O presidente dos Estados Unidos, Donald Trump, afirmou nesta segunda, dia 22, em coletiva na Casa Branca, que o uso de Tylenol e vacinas poderia estar associado ao autismo. Ele declarou que médicos serão orientados a restringir o uso de paracetamol por gestantes, mas não apresentou evidências científicas que sustentem a recomendação.
“Tomar Tylenol não é bom. Vou dizer, não é bom”, disse Trump. A Food and Drug Administration (FDA) deverá notificar médicos sobre um suposto risco de uso do medicamento na gravidez.

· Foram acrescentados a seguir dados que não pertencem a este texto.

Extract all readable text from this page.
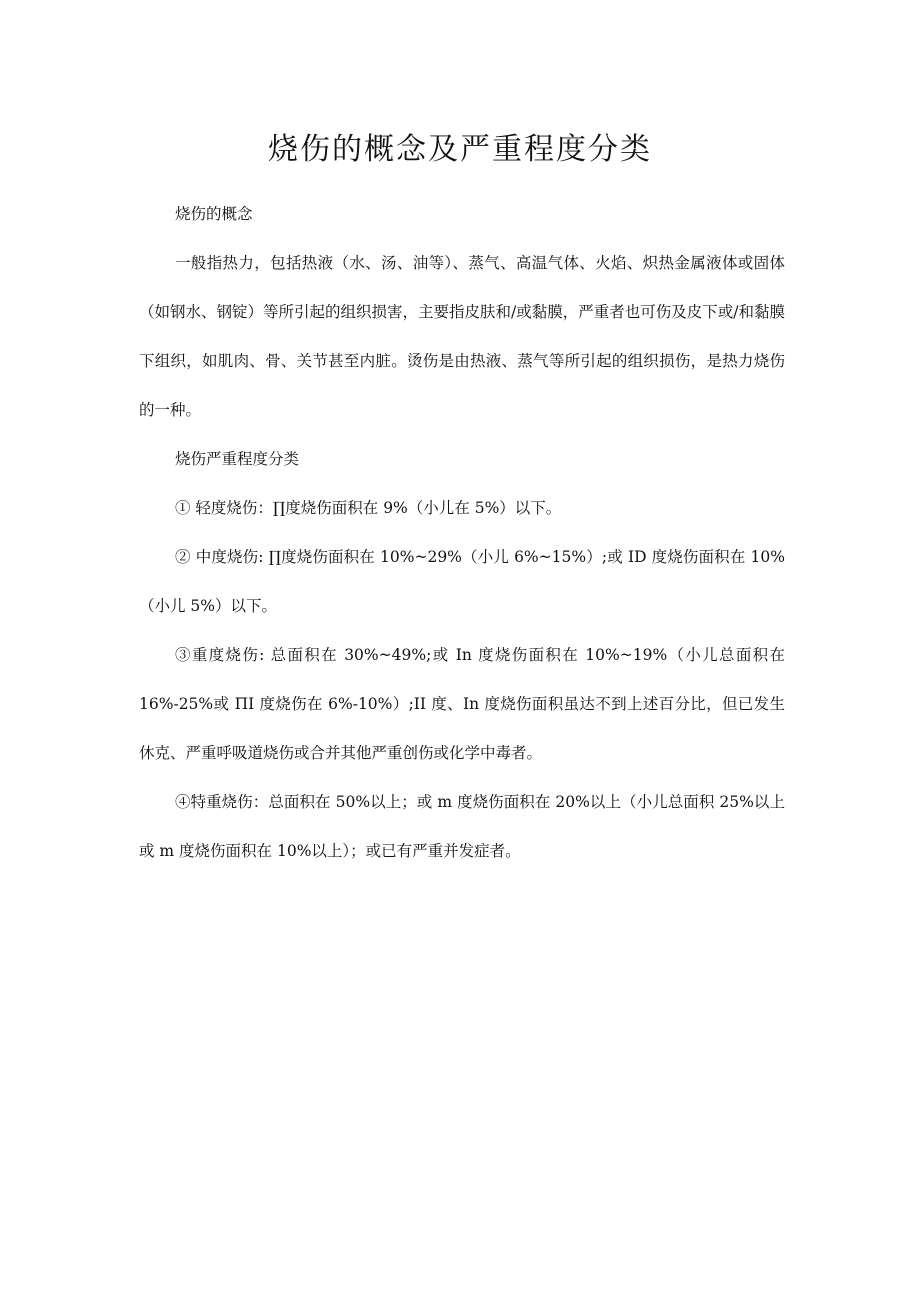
烧伤的概念及严重程度分类

烧伤的概念

一般指热力，包括热液（水、汤、油等）、蒸气、高温气体、火焰、炽热金属液体或固体（如钢水、钢锭）等所引起的组织损害，主要指皮肤和/或黏膜，严重者也可伤及皮下或/和黏膜下组织，如肌肉、骨、关节甚至内脏。烫伤是由热液、蒸气等所引起的组织损伤，是热力烧伤的一种。

烧伤严重程度分类

① 轻度烧伤：∏度烧伤面积在 9%（小儿在 5%）以下。

② 中度烧伤: ∏度烧伤面积在 10%~29%（小儿 6%~15%）;或 ID 度烧伤面积在 10%（小儿 5%）以下。

③重度烧伤: 总面积在 30%~49%;或 In 度烧伤面积在 10%~19%（小儿总面积在 16%-25%或 ΠI 度烧伤在 6%-10%）;II 度、In 度烧伤面积虽达不到上述百分比，但已发生休克、严重呼吸道烧伤或合并其他严重创伤或化学中毒者。

④特重烧伤：总面积在 50%以上；或 m 度烧伤面积在 20%以上（小儿总面积 25%以上或 m 度烧伤面积在 10%以上）；或已有严重并发症者。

O presidente também defendeu a leucovorina, um tipo de ácido fólico utilizado em tratamentos contra câncer, como possível terapia para sintomas de autismo.
A comunidade científica destaca que o autismo tem origem predominantemente genética e que não há comprovação de vínculo entre vacinas, paracetamol e a condição. Em nota, a organização Autistas Brasil repudiou as falas de Trump e afirmou que elas representam um “projeto político contra pessoas autistas”.
“Até o momento, não há ensaios clínicos randomizados, metanálises robustas ou grandes estudos populacionais que apontem uma relação real. O que vemos é uma estratégia deliberada de transformar nossa condição em um mal a ser combatido”, afirmou o vice-presidente da entidade, Arthur Ataide Ferreira Garcia.
Pesquisadores apontam que estudos sobre a relação entre paracetamol e autismo são inconclusivos. O psiquiatra infantil Guilherme Polanczyk, da Universidade de São Paulo (USP), explica que associações observadas em pesquisas menores não provam relação de causa e efeito.